The federal Department of Justice filed documents in federal court Wednesday. The state Department of Environmental Conservation issued a news release about the settlement after 5 p.m. Friday of the weekend leading into Christmas.

When the projects were first proposed in April, the DEC initially gave a three-day notice of a single public meeting about the 73-page plan that had taken decades to compile. Under public pressure, the DEC finally agreed to hold four more sessions, including a formal public hearing.

Despite public comments and criticisms at those meetings and in writing, the plan agreed to this week is essentially the same as the one proposed in April.

The settlement requires Honeywell to build projects that include trail extensions, habitat for fish and birds, and fishing piers. It ends the decades-long battle to get Honeywell to clean up, and restore the damage done to the environment, by decades of industrial pollution.

"With this proposed settlement, the communities of Onondaga Lake are one step closer to reclaiming this resource for the people and wildlife that live here," said David Stilwell, New York field supervisor for the U.S. Fish and Wildlife Service, in a news release issued by the state Friday. "These funds would support both habitat restoration and protection for the benefit of fish and wildlife, as well as improved opportunities for people to enjoy Onondaga Lake."

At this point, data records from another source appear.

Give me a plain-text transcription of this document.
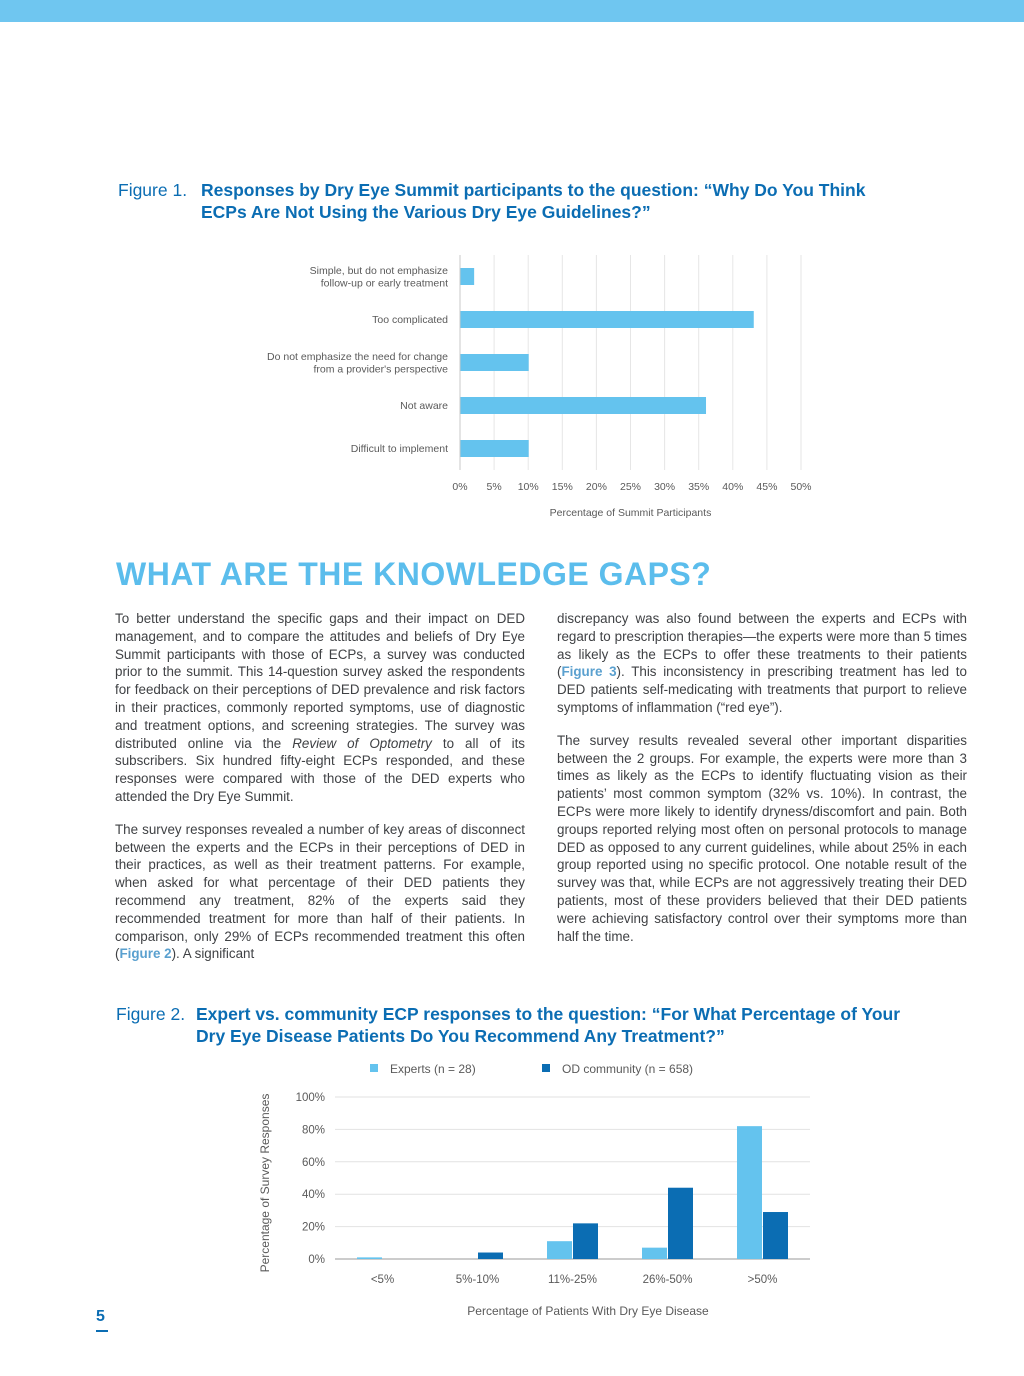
Figure 1. Responses by Dry Eye Summit participants to the question: “Why Do You Think ECPs Are Not Using the Various Dry Eye Guidelines?”
0% 5% 10% 15% 20% 25% 30% 35% 40% 45% 50%
Percentage of Summit Participants
Simple, but do not emphasize
follow-up or early treatment
Too complicated
Do not emphasize the need for change
from a provider's perspective
Not aware
Difficult to implement
WHAT ARE THE KNOWLEDGE GAPS?

To better understand the specific gaps and their impact on DED management, and to compare the attitudes and beliefs of Dry Eye Summit participants with those of ECPs, a survey was conducted prior to the summit. This 14-question survey asked the respondents for feedback on their perceptions of DED prevalence and risk factors in their practices, commonly reported symptoms, use of diagnostic and treatment options, and screening strategies. The survey was distributed online via the Review of Optometry to all of its subscribers. Six hundred fifty-eight ECPs responded, and these responses were compared with those of the DED experts who attended the Dry Eye Summit.

The survey responses revealed a number of key areas of disconnect between the experts and the ECPs in their perceptions of DED in their practices, as well as their treatment patterns. For example, when asked for what percentage of their DED patients they recommend any treatment, 82% of the experts said they recommended treatment for more than half of their patients. In comparison, only 29% of ECPs recommended treatment this often (Figure 2). A significant

discrepancy was also found between the experts and ECPs with regard to prescription therapies—the experts were more than 5 times as likely as the ECPs to offer these treatments to their patients (Figure 3). This inconsistency in prescribing treatment has led to DED patients self-medicating with treatments that purport to relieve symptoms of inflammation (“red eye”).

The survey results revealed several other important disparities between the 2 groups. For example, the experts were more than 3 times as likely as the ECPs to identify fluctuating vision as their patients’ most common symptom (32% vs. 10%). In contrast, the ECPs were more likely to identify dryness/discomfort and pain. Both groups reported relying most often on personal protocols to manage DED as opposed to any current guidelines, while about 25% in each group reported using no specific protocol. One notable result of the survey was that, while ECPs are not aggressively treating their DED patients, most of these providers believed that their DED patients were achieving satisfactory control over their symptoms more than half the time.

Figure 2. Expert vs. community ECP responses to the question: “For What Percentage of Your Dry Eye Disease Patients Do You Recommend Any Treatment?”
Experts (n = 28)	OD community (n = 658)
0%
20%
40%
60%
80%
100%
Percentage of Survey Responses
<5%	5%-10%	11%-25%	26%-50%	>50%
Percentage of Patients With Dry Eye Disease
5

The news federal Department of Justice says the total value of the settlement is $26 million, but does not explain how it arrived at that number.

The court filing says Honeywell will make direct payments of up to $9.5 million to the state and federal governments for oversight and project costs. Most of that -- about $8 million -- will be for maintenance of the projects. Honeywell has already paid the federal government $2.3 million in "assessment costs," the filing says.

Earlier this week, Honeywell announced that the cleanup of the lake bottom had been completed. Honeywell still needs to file reports with the DEC, and other cleanup work remains along the shore and at other contaminated sites around the lake.

Ten years ago, the state estimated the cleanup would cost $451 million. Honeywell officials decline to discuss the project's actual costs.

The restoration settlement is in addition the actual cleanup, and seeks to compensate the public for all of the years lost to recreation because of the pollution.

The settlement involves Honeywell, the state and federal governments, and Onondaga County. The county has agreed to maintain five of the projects for 25 years. Those projects are on or next to county land along the lake.

The projects were developed by Honeywell and the federal and state governments. The Onondaga Nation had initially been part of the process, but withdrew in 2015 when it became clear the nation's historical and cultural losses were not going to be compensated, nation attorney Joe Heath said

"How do you put a dollar sign on the loss of a sacred lake?" Heath said in April when the projects were announced. "The leadership of the nation was not willing to put a dollar amount on a sacred loss."

The settlement won't be final until it's approved by a federal judge after a 30-day comment period. The exact dates of that comment period were not provided.